Bogordaily.net – Jaringan Aktivis Pro Demokrasi (ProDEM) menyesalkan arogansi PT Sentul City (Dahulu Permata Sentul) selaku pemegang izin prinsip pembebasan tanah, berupa Surat lzin Peruntukkan Penggunaan Tanah (SIPPT) dari Gubernur Jawa Barat, yang diyakini bermasalah.
Pasalnya, PT Sentul City telah melakukan tindakan represif dan intimidatif dengan merampas tanah rakyat secara serampangan.
Demikian disampaikan Ketua Majelis ProDEM Iwan Sumule saat jumpa pers di Kantornya, Jalan Veteran I Nomor 26, Jakarta Pusat, pada Rabu siang (15/9).
“Bermodalkan SIPPT yang Prodem duga bermasalah dan melampaui batas yang diijinkan dalam SPPT yang dikeluarkan oleh Gubernur Jawa Barat, PT Sentul City melakukan penguasaan terhadap tanah rakyat?,” dikutip dari Rmol.
Atas dasar itu, Iwan Sumule menegaskan bahwa ProDEM akan melakukan perlawanan secara serius, terhadap PT Sentul City karena telah melakukan klaim sepihak dan menyerobot tanah rakyat di desa Bojong Koneng, Babakan Madang, Kabupaten Bogor.
“Kami tegaskan, kamu siap melawan PT Sentul City,” tegas Iwan Sumule.

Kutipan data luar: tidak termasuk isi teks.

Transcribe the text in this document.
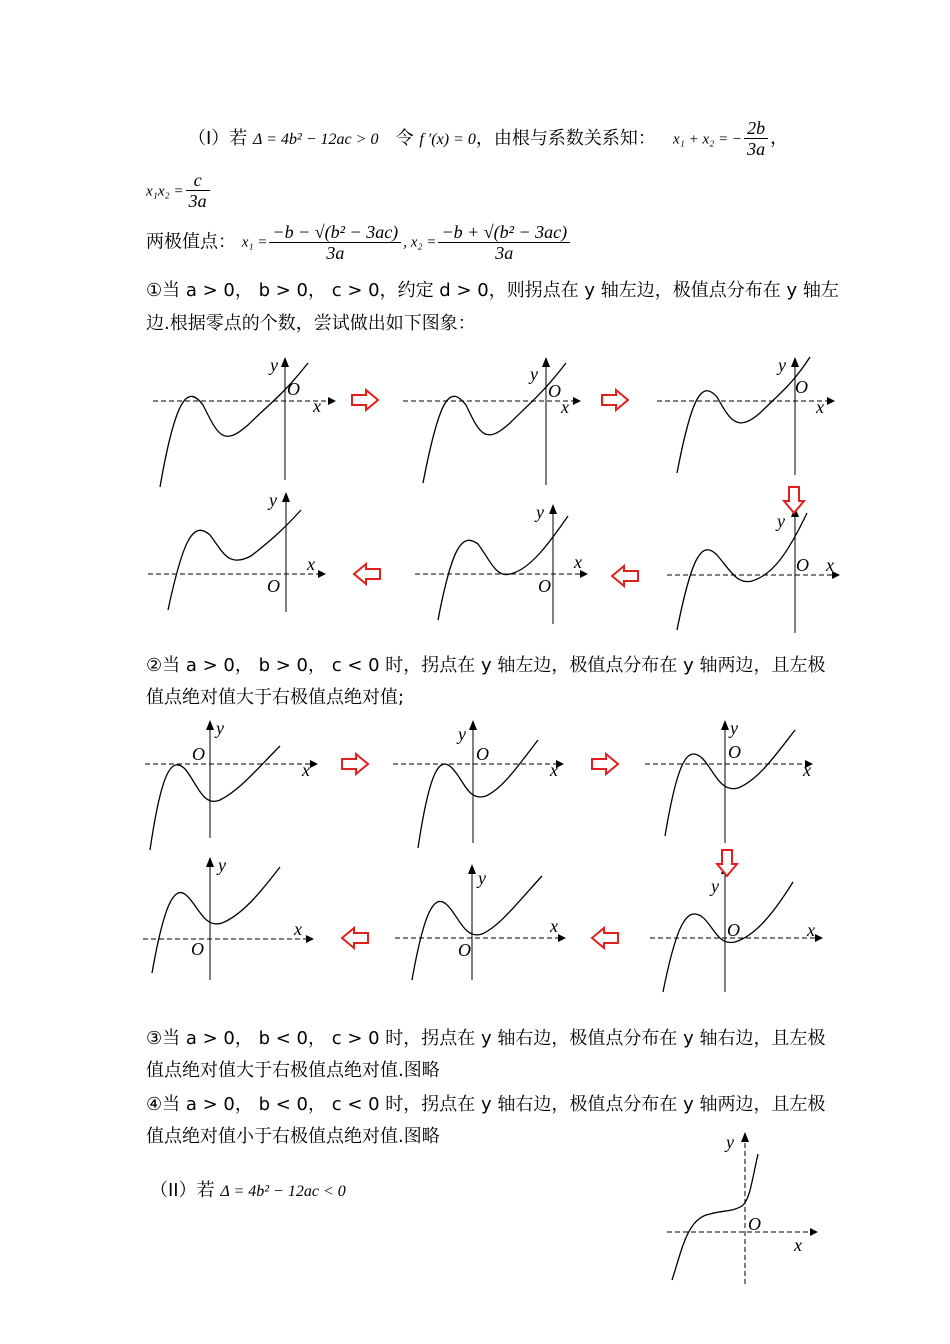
（I）若 Δ = 4b² − 12ac > 0 令 f ′(x) = 0，由根与系数关系知： x₁ + x₂ = − $\frac{2b}{3a}$ ，
$x_1x_2 = \frac{c}{3a}$
两极值点： $x_1 = \frac{\text{−b − √(b² − 3ac)}}{3a}$ , $x_2 = \frac{\text{−b + √(b² − 3ac)}}{3a}$
①当 a > 0， b > 0， c > 0，约定 d > 0，则拐点在 y 轴左边，极值点分布在 y 轴左
边.根据零点的个数，尝试做出如下图象：
y
O
x
y
O
x
y
O
x
y
O
x
y
O
x
y
O x
②当 a > 0， b > 0， c < 0 时，拐点在 y 轴左边，极值点分布在 y 轴两边，且左极
值点绝对值大于右极值点绝对值;
y
O
x
y
O
x
y
O
x
y
O
x
y
O
x
y
O	x
③当 a > 0， b < 0， c > 0 时，拐点在 y 轴右边，极值点分布在 y 轴右边，且左极
值点绝对值大于右极值点绝对值.图略
④当 a > 0， b < 0， c < 0 时，拐点在 y 轴右边，极值点分布在 y 轴两边，且左极
值点绝对值小于右极值点绝对值.图略
（II）若 Δ = 4b² − 12ac < 0
y
O
x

Berikut Pernyataan Sikap ProDEM:
Pertama, Surat lzin Peruntukkan Penggunaan Tanah (SIPPT) hanyalah surat untuk melakukan PEMBEBASAN tanah, bukan bukti atas kepemilikan tanah.
Terbitnya Bukti Hak Kepemilikan berupa Sertifikat Hak Guna Bangunan (SHGB) pengembang hanya sah dan memiliki kekuatan hukum, jika proses pembebasan lahan dilakukan secara benar dan tidak bertentangan dengan hukum.
SIPPT bukan alat untuk MERAMPAS tanah rakyat, mengabaikan serangkaian prosedur dan substansi pengalihan hak atas tanah. Dan yang terpenting, SIPPT bukanlah Surat jin untuk bertindak arogan dan zalim terhadap rakyat selaku pemilik tanah.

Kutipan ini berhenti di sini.